The honest picture: every concern in this document, except the empty NotificationAdapter class, is not yet implemented. The work below is roughly ordered to unblock the next concern after it lands.
| # | Work item | Source set | Status | Blocks |
|---|---|---|---|---|
| 1 | Domain types (Intent, Target, Content, Route, Endpoint, Record, DeliveryTask, ProviderReceipt, InteractionEvent) | commonMain | missing | everything |
| 2 | Service contracts (6 interfaces) | commonMain | missing | all platform impls |
| 3 | Policy: DeliveryPolicy, FrequencyCap, QuietHours (pure functions) | commonMain | missing | fanout |
| 4 | D1 schema migrations & D1Notification{Endpoint,Record}Store | jsMain | missing | intake, fanout |
| 5 | DurableObjectIntake with outbox row + idempotency | jsMain | missing | fanout |
| 6 | FanoutService consuming notifications.fanout.requested | jsMain | missing | delivery |
| 7 | FcmErrorClassifier & FirebasePushProvider | jvmMain | missing | delivery worker |
| 8 | FirebaseDeliveryWorker with Arrow Schedule + CircuitBreaker | jvmMain | missing | receipts |
| 9 | ReceiptWorker updating attempts and invalidating endpoints | jvmMain | missing | endpoint health |
| 10 | AndroidChannelRegistry, FcmTokenProvider, ReaktorFirebaseMessagingService | androidMain | missing | android receive |
| 11 | AndroidNotificationRenderer, ConversationShortcutManager, AndroidNotificationInteractionBridge | androidMain | missing | android tap routing |
| 12 | IosNotificationsClient, ApnsRegistrationProvider, AppleCategoryRegistry, IosNotificationInteractionBridge | iosMain | missing | ios receive + tap |
| 13 | CommunicationNotificationBuilder (iOS 15+ sender avatar + Focus) | iosMain | missing | chat-app parity |
| 14 | NotificationsNode + GraphNotificationRouteDispatcher | commonMain | missing | graph integration |
| 15 | Telemetry attribute set + Reaktor Desktop panels | commonMain + tooling | missing | operational sign-off |
| 16 | Postgres adapters for Spring-first deployments | jvmMain | missing | embedded mode |
| 17 | APNs direct provider, Web Push provider, Live Activities | jvmMain, jsMain, iosMain | Phase 2 | — |
| 18 | Campaign scheduler, segmentation, A/B testing | jvmMain, jsMain | Phase 2 | engagement-platform parity |
Land every type and interface in commonMain. Nothing else is unblocked without them. These are pure data classes — they should be reviewable independently of any platform work.
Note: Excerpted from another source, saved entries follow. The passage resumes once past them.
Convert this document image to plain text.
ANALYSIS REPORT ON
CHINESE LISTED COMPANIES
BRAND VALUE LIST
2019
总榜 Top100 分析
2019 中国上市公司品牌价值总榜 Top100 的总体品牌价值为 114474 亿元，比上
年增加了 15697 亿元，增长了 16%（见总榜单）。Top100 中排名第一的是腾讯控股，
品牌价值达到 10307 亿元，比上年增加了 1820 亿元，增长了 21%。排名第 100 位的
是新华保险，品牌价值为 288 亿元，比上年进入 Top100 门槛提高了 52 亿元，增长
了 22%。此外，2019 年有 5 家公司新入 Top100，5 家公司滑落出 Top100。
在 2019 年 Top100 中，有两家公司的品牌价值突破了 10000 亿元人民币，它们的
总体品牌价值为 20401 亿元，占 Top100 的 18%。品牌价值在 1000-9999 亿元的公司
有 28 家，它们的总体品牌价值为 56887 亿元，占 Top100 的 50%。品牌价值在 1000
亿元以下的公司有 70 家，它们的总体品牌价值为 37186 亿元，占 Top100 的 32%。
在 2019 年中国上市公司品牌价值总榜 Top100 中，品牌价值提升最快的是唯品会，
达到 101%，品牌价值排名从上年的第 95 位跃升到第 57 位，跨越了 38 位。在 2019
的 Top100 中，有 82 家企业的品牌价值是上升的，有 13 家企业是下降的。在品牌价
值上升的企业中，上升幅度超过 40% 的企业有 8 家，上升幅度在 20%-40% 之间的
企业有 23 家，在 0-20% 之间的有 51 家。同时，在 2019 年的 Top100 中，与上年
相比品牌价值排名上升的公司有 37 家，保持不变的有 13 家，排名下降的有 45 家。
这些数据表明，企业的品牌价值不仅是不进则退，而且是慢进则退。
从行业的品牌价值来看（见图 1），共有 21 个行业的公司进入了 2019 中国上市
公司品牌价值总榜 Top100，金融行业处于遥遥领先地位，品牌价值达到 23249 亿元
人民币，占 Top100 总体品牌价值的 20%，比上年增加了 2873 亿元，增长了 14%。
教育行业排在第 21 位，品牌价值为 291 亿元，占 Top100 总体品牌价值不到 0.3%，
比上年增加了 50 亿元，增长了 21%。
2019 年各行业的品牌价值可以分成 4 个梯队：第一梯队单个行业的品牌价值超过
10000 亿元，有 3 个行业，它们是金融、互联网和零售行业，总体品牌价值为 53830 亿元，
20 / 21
D1 schema, D1NotificationEndpointStore, D1NotificationStore, idempotency table, outbox relay, DurableObjectIntake. End state: a chat DO can call createNotificationInTransaction and observe a bus kind being published.
FcmErrorClassifier, FirebasePushProvider, FirebaseDeliveryWorker with Arrow retry + circuit breaker, ReceiptWorker. End state: a published delivery task produces a real FCM push and a persisted receipt.
Channel registry, token provider, FCM service subclass, renderer, interaction bridge. End state: a push from the JVM worker lands on a real Android device and a tap dispatches a typed graph action.
UNUserNotificationCenterDelegate impl, APNs registration, category registry, interaction bridge, communication notifications. End state: full parity with the Android client.
Wire reaktor-telemetry across every leg. Land Desktop panels. Cut Bestbuds chat mentions over to the new pipeline behind a feature flag.
chat.mention notifications + tap-deep-link-into-chat is exactly the workflow this module exists to make trivial, and it is the highest-value notification surface on the product today.